We Need to Make Our Logs Useful

A Lesson in Observability

Saif Uddin Mahmud
Dabbler in Destress

--

Photo by Radek Grzybowski on Unsplash

Trawling Through Crap

We get used to calling print() to debug code meant for one-off school projects and MVPs. We may appreciate the usefulness of dedicated Loggers and Debuggers with time, but the unstructured logging habits carry over to production. And someday it bites you really bad…

It bit me when I was investigating my first bug-in-production at Klinify. Something had gone wrong with a large request, triggered timeouts across the board and the Frontend started spamming the same request. This overloaded the Backend and causing performance issues. Our production infrastructure’s distributed across VMs, Azure-managed services, and a Kubernetes cluster. Azure Log Analytics (ALA) was the tool of choice when sifting through logs pouring in about a few hundred lines per second.

I was fighting ALA, trying to narrow down my query to find the problematic lines. There were a few problems making the process difficult, frustrating, slow, and imprecise:

  1. Logs from different services had different structures and nobody had documented this.
  2. It was difficult to discern the source service of a log entry. The only way to do that was to look at the ID given to the pod by AKS — which did not have the image name!
  3. Once a request hit the Backend and bounced around from service to service understanding the causality became difficult. It was a wild game of checking timestamps and hoping the clock drift was minimal.
  4. There was a lot of noise. You had to tune every query to minimize the false positives and false negatives.

TLDR; it was not a fun day to be trawling logs.

Why This Happened

You might be thinking, “What a bunch of scrubs. I’d fix the logging problem before it got this bad!” I doubt it. If that is what you see in your organization, it is because it bit them too at some point. Congratulations. Regardless, it’s worth exploring why this happens in the first place.

The scenario is a manifestation of technical debt. It creeps up on you because they’re never a top priority in the engineering team. Such problems don’t happen every other day, so I could have fixed the bug and moved on. And I’d dread the day I had to trawl again. These are the kinds of not-so-sexy projects that have the largest ROI on your DevX. Now that our Backend team had extra firepower (aka me), we could afford to focus on this. The rest of the article documents what steps we took to achieve this goal.

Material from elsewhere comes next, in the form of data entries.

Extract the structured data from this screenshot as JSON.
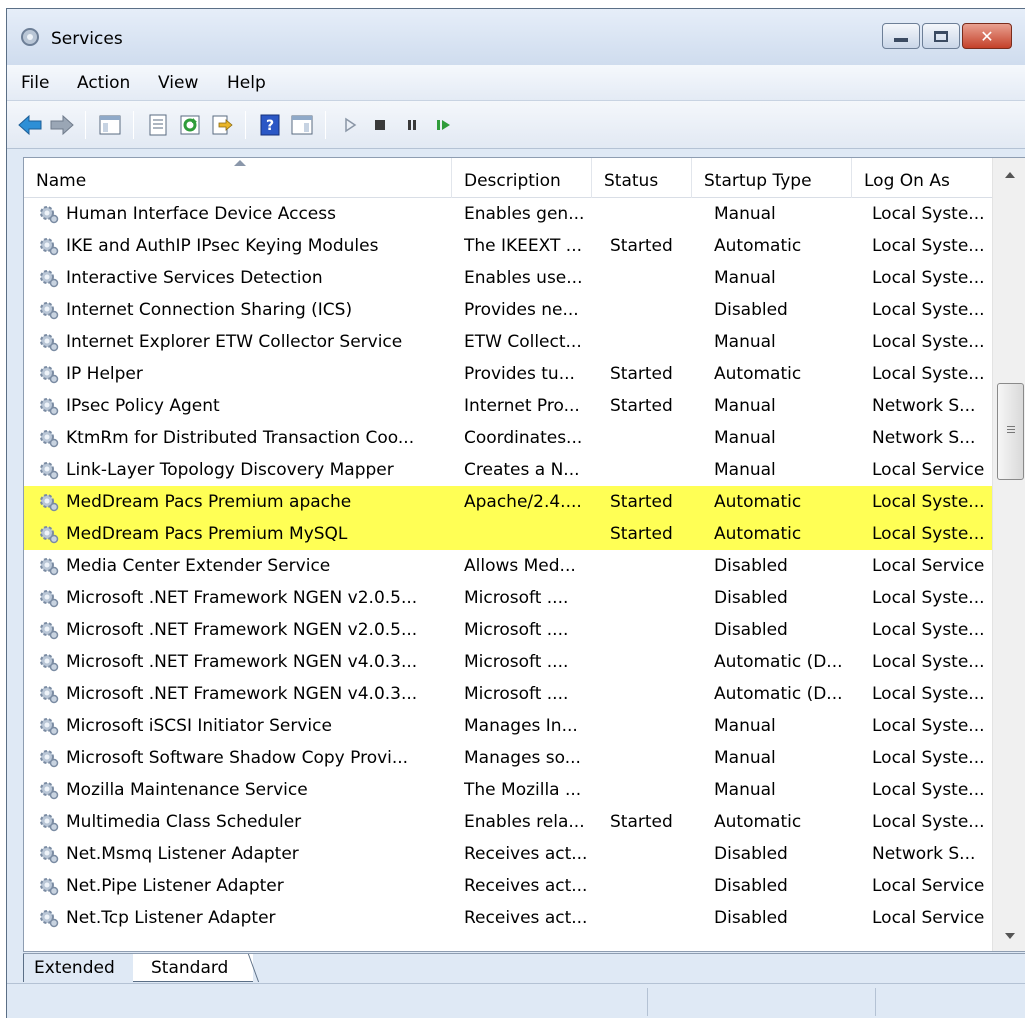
{
  "window": {
    "title": "Services"
  },
  "menu": [
    "File",
    "Action",
    "View",
    "Help"
  ],
  "columns": [
    "Name",
    "Description",
    "Status",
    "Startup Type",
    "Log On As"
  ],
  "rows": [
    {
      "name": "Human Interface Device Access",
      "description": "Enables gen...",
      "status": "",
      "startup": "Manual",
      "logon": "Local Syste...",
      "highlighted": false
    },
    {
      "name": "IKE and AuthIP IPsec Keying Modules",
      "description": "The IKEEXT ...",
      "status": "Started",
      "startup": "Automatic",
      "logon": "Local Syste...",
      "highlighted": false
    },
    {
      "name": "Interactive Services Detection",
      "description": "Enables use...",
      "status": "",
      "startup": "Manual",
      "logon": "Local Syste...",
      "highlighted": false
    },
    {
      "name": "Internet Connection Sharing (ICS)",
      "description": "Provides ne...",
      "status": "",
      "startup": "Disabled",
      "logon": "Local Syste...",
      "highlighted": false
    },
    {
      "name": "Internet Explorer ETW Collector Service",
      "description": "ETW Collect...",
      "status": "",
      "startup": "Manual",
      "logon": "Local Syste...",
      "highlighted": false
    },
    {
      "name": "IP Helper",
      "description": "Provides tu...",
      "status": "Started",
      "startup": "Automatic",
      "logon": "Local Syste...",
      "highlighted": false
    },
    {
      "name": "IPsec Policy Agent",
      "description": "Internet Pro...",
      "status": "Started",
      "startup": "Manual",
      "logon": "Network S...",
      "highlighted": false
    },
    {
      "name": "KtmRm for Distributed Transaction Coo...",
      "description": "Coordinates...",
      "status": "",
      "startup": "Manual",
      "logon": "Network S...",
      "highlighted": false
    },
    {
      "name": "Link-Layer Topology Discovery Mapper",
      "description": "Creates a N...",
      "status": "",
      "startup": "Manual",
      "logon": "Local Service",
      "highlighted": false
    },
    {
      "name": "MedDream Pacs Premium apache",
      "description": "Apache/2.4....",
      "status": "Started",
      "startup": "Automatic",
      "logon": "Local Syste...",
      "highlighted": true
    },
    {
      "name": "MedDream Pacs Premium MySQL",
      "description": "",
      "status": "Started",
      "startup": "Automatic",
      "logon": "Local Syste...",
      "highlighted": true
    },
    {
      "name": "Media Center Extender Service",
      "description": "Allows Med...",
      "status": "",
      "startup": "Disabled",
      "logon": "Local Service",
      "highlighted": false
    },
    {
      "name": "Microsoft .NET Framework NGEN v2.0.5...",
      "description": "Microsoft ....",
      "status": "",
      "startup": "Disabled",
      "logon": "Local Syste...",
      "highlighted": false
    },
    {
      "name": "Microsoft .NET Framework NGEN v2.0.5...",
      "description": "Microsoft ....",
      "status": "",
      "startup": "Disabled",
      "logon": "Local Syste...",
      "highlighted": false
    },
    {
      "name": "Microsoft .NET Framework NGEN v4.0.3...",
      "description": "Microsoft ....",
      "status": "",
      "startup": "Automatic (D...",
      "logon": "Local Syste...",
      "highlighted": false
    },
    {
      "name": "Microsoft .NET Framework NGEN v4.0.3...",
      "description": "Microsoft ....",
      "status": "",
      "startup": "Automatic (D...",
      "logon": "Local Syste...",
      "highlighted": false
    },
    {
      "name": "Microsoft iSCSI Initiator Service",
      "description": "Manages In...",
      "status": "",
      "startup": "Manual",
      "logon": "Local Syste...",
      "highlighted": false
    },
    {
      "name": "Microsoft Software Shadow Copy Provi...",
      "description": "Manages so...",
      "status": "",
      "startup": "Manual",
      "logon": "Local Syste...",
      "highlighted": false
    },
    {
      "name": "Mozilla Maintenance Service",
      "description": "The Mozilla ...",
      "status": "",
      "startup": "Manual",
      "logon": "Local Syste...",
      "highlighted": false
    },
    {
      "name": "Multimedia Class Scheduler",
      "description": "Enables rela...",
      "status": "Started",
      "startup": "Automatic",
      "logon": "Local Syste...",
      "highlighted": false
    },
    {
      "name": "Net.Msmq Listener Adapter",
      "description": "Receives act...",
      "status": "",
      "startup": "Disabled",
      "logon": "Network S...",
      "highlighted": false
    },
    {
      "name": "Net.Pipe Listener Adapter",
      "description": "Receives act...",
      "status": "",
      "startup": "Disabled",
      "logon": "Local Service",
      "highlighted": false
    },
    {
      "name": "Net.Tcp Listener Adapter",
      "description": "Receives act...",
      "status": "",
      "startup": "Disabled",
      "logon": "Local Service",
      "highlighted": false
    }
  ],
  "tabs": [
    "Extended",
    "Standard"
  ],
  "colors": {
    "highlight": "#ffff55",
    "title_bg": "#dfe9f5"
  }
}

Standardize Your Log Structure

I’ve pasted Klinify’s log structure from our internal wiki. We’re going to unpack parts of it below and follow the reasoning. What I want you to take away from here is that it’s crucial for all your logs across the board to look the same. So you’ll know exactly which fields to extract, and which fields to filter within your query.

{
"level": "INFO",
"timestamp": "2021-06-30 02:51:31,310",
"process": 20,
"thread": 139739621476096,
"message": "Request received",
"name": "ResponseAction",
"funcName": "_log_incoming_request",
"pathname": "/app/./ResponseAction.py",
"content": {
... // dict values passed into logger will be inserted here
},
"request_trace": {
"request_id": "MzA5MjAzLTE2MjUwMjU2ODA2NTI=",
},
"pod_metadata": {
"service": "klinify-proxy",
"pod": "klinify-proxy-76689c6458-584j8",
"version": "v2.13.1",
"hash": "d949e2a"
},
"exc_info": "..."
}

Define Logging Conventions

The developers need to know exactly what to log. Leaving this decision completely to the Devs does 2 things:

  1. It creates mental overhead because they need to decide what to include/exclude.
  2. It increases the chance of missing out on important lines and including unnecessary ones.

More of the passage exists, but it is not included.